Ken Patterson took on one of his plots at the Nelson Village site in 1987 and the other in 2000. He recently paid the remaining rent for the year ahead, but only ‘under protest’ and he hopes the newly-elected Cramlington Town Council, which has a Conservative majority, will better support him and the other plot holders as they were unhappy with decisions made by the previous administration.
He wants it to look into arranging a payment or money off future rent – the amount suggested is £600 – for the clearing work he did at the culvert at one of his plots for the benefit of the site as he said a town council letter thanking him for his hard work recognises what he did, but only waiving a £52.50 concessionary fee was ‘not good enough’.
Mr Patterson said that rent went up ‘significantly under the Labour-run town council’ from £65 in 2012 to £112.70 for one of his plots in 2017/18.
“They kept moving the goalposts by making changes to the rules and regulations without taking account of our views,” he added.
“One example is the decision last year to restrict the periods when fires are allowed during the burning season (November 1 to March 31) to 9am to 4pm Monday to Friday.

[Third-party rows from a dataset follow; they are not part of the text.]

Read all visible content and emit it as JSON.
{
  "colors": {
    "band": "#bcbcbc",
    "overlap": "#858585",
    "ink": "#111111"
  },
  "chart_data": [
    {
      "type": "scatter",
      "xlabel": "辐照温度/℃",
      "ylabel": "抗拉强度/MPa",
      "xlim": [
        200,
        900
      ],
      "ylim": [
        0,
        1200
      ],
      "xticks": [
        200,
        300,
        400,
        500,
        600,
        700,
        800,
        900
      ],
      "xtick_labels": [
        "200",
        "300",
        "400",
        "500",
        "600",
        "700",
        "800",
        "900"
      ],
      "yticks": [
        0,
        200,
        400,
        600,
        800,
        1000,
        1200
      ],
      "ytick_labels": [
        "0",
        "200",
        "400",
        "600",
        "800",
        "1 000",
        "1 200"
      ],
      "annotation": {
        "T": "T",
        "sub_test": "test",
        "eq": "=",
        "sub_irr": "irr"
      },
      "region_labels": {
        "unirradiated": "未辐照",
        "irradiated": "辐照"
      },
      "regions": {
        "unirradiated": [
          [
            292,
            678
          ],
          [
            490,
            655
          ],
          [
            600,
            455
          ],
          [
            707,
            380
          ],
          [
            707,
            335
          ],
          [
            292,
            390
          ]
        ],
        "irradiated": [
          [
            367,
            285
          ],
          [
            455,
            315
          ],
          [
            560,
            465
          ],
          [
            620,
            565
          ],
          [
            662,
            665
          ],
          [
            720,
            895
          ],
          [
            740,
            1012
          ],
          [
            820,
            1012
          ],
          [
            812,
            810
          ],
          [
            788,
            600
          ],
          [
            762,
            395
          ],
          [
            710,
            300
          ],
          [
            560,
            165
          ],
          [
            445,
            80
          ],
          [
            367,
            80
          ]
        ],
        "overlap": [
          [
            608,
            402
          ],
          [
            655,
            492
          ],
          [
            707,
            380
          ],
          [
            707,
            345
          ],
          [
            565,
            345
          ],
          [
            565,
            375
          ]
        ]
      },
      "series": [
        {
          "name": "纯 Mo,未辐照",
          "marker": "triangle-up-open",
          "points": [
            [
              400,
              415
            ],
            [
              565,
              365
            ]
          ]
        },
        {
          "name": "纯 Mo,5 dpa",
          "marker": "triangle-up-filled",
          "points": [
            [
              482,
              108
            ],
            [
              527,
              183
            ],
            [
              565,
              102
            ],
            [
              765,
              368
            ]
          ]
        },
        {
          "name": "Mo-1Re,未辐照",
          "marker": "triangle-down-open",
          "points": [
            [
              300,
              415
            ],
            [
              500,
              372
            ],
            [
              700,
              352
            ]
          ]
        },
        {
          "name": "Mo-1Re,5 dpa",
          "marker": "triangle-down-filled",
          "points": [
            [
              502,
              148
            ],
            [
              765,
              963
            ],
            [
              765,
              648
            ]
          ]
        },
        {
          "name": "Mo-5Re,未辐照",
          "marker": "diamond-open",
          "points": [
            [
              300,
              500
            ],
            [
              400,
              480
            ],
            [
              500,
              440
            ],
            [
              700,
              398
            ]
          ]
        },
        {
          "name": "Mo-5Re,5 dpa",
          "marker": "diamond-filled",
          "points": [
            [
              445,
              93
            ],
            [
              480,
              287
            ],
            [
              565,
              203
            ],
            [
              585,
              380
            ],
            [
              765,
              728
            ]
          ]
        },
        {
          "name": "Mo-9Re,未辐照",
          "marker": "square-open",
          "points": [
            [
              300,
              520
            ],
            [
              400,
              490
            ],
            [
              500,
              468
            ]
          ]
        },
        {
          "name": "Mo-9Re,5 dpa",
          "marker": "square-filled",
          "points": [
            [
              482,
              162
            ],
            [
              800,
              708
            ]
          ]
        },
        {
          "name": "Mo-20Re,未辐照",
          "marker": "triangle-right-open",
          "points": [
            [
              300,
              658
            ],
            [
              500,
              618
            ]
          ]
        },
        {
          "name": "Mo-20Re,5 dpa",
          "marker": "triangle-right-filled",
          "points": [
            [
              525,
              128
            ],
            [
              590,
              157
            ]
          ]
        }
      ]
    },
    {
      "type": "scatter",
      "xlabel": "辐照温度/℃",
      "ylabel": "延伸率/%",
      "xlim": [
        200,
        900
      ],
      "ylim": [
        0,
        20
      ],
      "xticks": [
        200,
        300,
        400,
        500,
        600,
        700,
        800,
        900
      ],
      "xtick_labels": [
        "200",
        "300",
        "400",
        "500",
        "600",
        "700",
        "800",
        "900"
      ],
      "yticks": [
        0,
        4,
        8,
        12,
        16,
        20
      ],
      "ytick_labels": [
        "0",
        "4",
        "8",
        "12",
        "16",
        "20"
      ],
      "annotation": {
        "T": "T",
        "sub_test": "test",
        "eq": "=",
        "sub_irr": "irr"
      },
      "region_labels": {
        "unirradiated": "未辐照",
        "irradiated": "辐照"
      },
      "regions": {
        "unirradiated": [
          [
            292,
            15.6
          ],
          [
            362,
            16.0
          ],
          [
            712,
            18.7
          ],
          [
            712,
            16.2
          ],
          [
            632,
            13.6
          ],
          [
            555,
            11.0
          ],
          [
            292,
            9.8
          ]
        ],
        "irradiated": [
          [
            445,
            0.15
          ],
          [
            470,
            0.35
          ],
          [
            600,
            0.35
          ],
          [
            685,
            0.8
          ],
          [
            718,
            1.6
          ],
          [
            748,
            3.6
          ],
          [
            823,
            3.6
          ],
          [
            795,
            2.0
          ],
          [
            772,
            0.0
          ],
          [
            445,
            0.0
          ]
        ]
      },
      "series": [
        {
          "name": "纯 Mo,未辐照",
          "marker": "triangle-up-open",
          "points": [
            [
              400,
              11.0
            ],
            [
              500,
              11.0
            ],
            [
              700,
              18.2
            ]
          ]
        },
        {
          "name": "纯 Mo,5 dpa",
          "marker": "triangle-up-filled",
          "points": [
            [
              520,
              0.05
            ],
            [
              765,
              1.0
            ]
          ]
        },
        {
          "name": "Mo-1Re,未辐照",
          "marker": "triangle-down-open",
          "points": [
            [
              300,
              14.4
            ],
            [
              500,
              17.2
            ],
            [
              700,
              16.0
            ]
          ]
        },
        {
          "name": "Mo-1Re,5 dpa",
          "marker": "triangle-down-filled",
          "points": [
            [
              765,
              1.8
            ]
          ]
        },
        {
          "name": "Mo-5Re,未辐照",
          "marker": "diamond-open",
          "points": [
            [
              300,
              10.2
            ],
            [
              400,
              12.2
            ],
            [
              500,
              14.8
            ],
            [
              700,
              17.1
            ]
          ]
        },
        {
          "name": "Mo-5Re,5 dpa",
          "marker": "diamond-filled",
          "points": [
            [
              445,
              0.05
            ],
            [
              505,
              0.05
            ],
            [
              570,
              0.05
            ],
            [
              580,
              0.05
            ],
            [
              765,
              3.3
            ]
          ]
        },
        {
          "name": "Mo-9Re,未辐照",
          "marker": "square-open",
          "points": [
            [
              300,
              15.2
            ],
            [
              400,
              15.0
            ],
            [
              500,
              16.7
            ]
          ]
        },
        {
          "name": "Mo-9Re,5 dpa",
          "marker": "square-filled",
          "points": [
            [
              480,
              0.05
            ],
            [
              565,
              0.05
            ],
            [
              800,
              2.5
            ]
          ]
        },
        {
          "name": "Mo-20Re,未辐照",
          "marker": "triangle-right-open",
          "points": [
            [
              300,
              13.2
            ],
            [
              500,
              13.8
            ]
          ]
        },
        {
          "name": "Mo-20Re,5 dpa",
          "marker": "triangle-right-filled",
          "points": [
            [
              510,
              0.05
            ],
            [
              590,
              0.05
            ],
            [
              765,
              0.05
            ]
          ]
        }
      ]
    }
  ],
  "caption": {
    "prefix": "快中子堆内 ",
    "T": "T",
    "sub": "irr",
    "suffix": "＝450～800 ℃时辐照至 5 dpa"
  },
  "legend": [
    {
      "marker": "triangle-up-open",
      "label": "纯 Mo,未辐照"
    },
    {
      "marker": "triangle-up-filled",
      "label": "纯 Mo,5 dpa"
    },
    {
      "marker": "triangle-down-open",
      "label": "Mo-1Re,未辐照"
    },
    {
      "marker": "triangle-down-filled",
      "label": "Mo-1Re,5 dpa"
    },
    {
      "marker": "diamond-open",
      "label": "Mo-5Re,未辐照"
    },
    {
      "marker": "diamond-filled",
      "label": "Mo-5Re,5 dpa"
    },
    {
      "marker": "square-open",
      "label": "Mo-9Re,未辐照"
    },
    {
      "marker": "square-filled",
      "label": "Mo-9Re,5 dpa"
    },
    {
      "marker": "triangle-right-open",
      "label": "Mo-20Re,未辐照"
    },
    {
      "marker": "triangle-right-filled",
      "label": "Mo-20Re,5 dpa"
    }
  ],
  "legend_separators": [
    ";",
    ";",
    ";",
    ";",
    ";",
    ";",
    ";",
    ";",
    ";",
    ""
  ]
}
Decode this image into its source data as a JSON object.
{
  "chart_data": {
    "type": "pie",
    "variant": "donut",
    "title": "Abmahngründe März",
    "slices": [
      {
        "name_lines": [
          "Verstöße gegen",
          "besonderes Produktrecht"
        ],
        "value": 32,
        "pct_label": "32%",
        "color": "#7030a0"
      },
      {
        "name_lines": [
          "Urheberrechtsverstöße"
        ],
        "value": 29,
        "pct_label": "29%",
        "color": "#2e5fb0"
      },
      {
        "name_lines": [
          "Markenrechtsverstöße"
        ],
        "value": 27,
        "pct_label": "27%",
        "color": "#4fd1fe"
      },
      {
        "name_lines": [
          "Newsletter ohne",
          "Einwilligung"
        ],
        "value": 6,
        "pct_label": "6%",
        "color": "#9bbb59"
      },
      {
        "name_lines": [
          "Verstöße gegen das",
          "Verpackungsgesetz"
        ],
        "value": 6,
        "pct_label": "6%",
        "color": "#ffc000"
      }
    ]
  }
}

Before then, you could have a fire at any time during those dates, including at weekends.
“I hope the new council will take a different approach.”
Former town councillor John Cole’s view was as follows: “His claim seems pretty reasonable to me, although I believe there were issues with regards to insurance.
“If there is documentary evidence of the town council recognising that he carried out this work for the benefit of the allotment site, he should be recompensed in some way for the work he has done.”
A spokesman for the authority said: “We’re very saddened that this matter has escalated to this extent and as a new administration that has inherited these issues from previous administrations, we will be offering a mediation meeting with Mr Patterson to see what reasonable measures can be addressed.”